VF Corp.’s quarterly beat, aided by a sales increase in China, is fueling a rally in branded apparel peers that include Canada Goose Holdings Inc., where concerns of a slowdown in the region has weighed on the stock.

China sales increased 23 per cent year-over-year on a constant currency basis at VF Corp. During the conference call, executives said China is a " strategic investment priority" that’s paying off. Finance chief Scott Roe said the company saw "pretty meaningful acceleration in our China business this year," which gives management confidence in its outlook for the region.

The company is monitoring China and other markets closely and maintains that the overall consumer backdrop remains solid. "As it relates to trade, the impact-to-date has been de minimis," Chief Executive Officer Steve Rendle said during the call.

The retailer’s shares climbed more than 15 per cent, the most intraday since March 2000. Results were also helped by brands North Face and Vans, which produced quarterly sales that topped analysts’ estimates. VF shares are the top performer in the S&P 1500 Textile & Apparel Index (S15TEXA), which rose 3.6 per cent, the highest in more than six weeks. Other notable index gainers include Hanesbrands Inc., Carter’s Inc., Ralph Lauren Corp. and PVH Corp.

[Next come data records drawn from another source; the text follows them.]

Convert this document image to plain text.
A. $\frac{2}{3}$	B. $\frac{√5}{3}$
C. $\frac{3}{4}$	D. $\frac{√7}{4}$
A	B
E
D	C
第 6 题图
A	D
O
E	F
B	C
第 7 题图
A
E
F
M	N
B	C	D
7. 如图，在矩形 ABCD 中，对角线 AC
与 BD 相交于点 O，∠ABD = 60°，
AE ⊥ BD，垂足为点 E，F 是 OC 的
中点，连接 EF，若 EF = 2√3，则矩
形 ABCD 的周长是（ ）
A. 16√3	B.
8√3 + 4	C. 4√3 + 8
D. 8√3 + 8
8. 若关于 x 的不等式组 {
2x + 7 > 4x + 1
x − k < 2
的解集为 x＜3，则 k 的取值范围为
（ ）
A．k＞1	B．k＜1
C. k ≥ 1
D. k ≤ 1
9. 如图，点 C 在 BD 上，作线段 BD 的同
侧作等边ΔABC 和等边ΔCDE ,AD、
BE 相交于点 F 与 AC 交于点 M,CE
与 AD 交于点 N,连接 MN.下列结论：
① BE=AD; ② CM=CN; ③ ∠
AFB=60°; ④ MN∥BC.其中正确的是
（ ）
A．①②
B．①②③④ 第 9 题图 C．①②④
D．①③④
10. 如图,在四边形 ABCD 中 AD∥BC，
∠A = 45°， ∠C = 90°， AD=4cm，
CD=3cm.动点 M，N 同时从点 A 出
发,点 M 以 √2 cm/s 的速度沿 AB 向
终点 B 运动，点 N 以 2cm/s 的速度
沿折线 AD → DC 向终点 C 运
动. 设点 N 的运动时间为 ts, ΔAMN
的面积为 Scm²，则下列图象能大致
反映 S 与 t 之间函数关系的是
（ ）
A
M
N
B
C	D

VF’s ability to marry innovative products with the right marketing and sales channels in China “is creating a flywheel effect on growth,” said Camilo Lyon, an analyst at Canaccord Genuity. In addition, its brands are newer to Chinese consumers, meaning that the market opportunity remains very robust, he added. As trade tensions ease, gains are expected to continue in the region, according to John Staszak of Argus Research.

Shares of Canada Goose, which had been under pressure recently amid political tensions between China and Canada, climbed as much as 5.1 per cent. The Toronto-based retailer is expected to report results early next month, according to Bloomberg data.